1. The problem statement, all variables and given/known data

write the solutions to the S.E in regions x<o and x between o and a

2. Relevant equations

I believe psi(x)= e^ikx+Re^-ikx in x<0
and psi(x)=Ae^iqx+Be^-iqx for x b/w o and a.

3. The attempt at a solution
My question is, since there is complete reflection occuring at x=a, can A=B in region x b/w 0 and a? If so, there will be destructive interference in the region, giving R=1, which is what we are asked to prove in the question. Is this approach of equating coefficients of wave traveling in +-x directions in this region applicable?

2. Dec 18, 2008

### buffordboy23

You haven't defined your potential over the domain of x.
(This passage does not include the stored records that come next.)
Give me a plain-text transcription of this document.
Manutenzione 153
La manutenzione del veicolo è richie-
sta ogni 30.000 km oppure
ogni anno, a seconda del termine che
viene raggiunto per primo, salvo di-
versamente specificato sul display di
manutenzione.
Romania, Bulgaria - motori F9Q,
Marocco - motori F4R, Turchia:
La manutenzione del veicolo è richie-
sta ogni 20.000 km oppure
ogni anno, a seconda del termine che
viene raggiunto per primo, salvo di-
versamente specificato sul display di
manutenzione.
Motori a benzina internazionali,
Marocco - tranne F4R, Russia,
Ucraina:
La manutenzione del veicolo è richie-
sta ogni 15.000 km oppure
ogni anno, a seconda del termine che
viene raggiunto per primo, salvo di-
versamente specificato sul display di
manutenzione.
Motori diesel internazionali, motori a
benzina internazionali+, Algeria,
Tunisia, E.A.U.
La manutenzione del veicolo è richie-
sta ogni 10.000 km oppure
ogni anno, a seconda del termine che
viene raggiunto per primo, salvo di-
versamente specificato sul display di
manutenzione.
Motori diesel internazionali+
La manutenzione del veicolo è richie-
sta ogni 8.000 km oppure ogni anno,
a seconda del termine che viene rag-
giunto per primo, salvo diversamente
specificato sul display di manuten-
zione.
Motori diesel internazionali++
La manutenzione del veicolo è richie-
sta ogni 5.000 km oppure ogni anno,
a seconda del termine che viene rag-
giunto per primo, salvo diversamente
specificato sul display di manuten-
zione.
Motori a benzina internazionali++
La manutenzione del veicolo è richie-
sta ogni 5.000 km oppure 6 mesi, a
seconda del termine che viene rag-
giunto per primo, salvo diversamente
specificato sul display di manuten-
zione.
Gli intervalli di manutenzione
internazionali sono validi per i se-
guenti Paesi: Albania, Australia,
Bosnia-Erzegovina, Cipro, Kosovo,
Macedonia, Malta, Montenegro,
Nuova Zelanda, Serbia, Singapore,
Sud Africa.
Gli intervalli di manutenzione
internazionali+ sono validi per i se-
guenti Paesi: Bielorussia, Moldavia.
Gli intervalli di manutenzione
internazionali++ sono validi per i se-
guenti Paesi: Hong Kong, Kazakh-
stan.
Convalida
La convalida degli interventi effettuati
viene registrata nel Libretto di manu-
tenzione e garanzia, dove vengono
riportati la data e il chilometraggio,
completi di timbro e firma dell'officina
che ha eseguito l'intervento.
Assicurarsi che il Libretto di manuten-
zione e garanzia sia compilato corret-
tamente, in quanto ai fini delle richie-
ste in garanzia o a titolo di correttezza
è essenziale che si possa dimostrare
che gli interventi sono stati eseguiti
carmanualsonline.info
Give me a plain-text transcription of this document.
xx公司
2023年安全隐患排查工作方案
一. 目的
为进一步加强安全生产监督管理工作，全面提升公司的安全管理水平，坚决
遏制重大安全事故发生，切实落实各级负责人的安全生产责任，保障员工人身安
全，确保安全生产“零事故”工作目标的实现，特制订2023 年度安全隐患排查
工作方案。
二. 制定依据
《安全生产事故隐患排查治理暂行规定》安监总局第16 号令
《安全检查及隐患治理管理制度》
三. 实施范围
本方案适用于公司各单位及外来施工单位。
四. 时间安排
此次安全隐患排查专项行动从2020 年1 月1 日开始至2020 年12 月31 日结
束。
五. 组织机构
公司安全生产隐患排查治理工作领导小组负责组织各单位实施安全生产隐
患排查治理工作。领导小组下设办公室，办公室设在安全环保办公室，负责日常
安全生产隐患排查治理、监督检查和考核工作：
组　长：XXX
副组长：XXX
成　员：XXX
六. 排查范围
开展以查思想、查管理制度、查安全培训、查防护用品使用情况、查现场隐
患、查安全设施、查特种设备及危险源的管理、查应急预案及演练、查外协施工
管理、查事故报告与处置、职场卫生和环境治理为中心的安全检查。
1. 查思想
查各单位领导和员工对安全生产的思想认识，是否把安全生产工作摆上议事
My guess based on the info given is that the potential V(x) = infinity for regions less than or equal to x = 0 and greater than or equal to x = a.

To solve for the equations, you must impart the boundary conditions on the general solution for the wave function. So, psi(x) must vanish at x = 0 and x = a. For example, suppose that psi(x) = Asin(kx) + Bcos(kx) is a general solution to the time-independent schrodinger equation. Now, for the potential I expressed in the first paragraph, we must have psi(x) = 0 at x = 0 and x = a. When x = 0, psi(x = 0) = B; therefore choose B = 0, and now psi(x) = Asin(kx). Now fit the wavefunction to x = a: psi(x=a) = 0 = Asin(ka). Under what conditions for k (the angular wavenumber) will the sine term vanish?

You can apply this idea to your solutions. As a check, verify that your solution satisfies the time-independent schrodinger equation.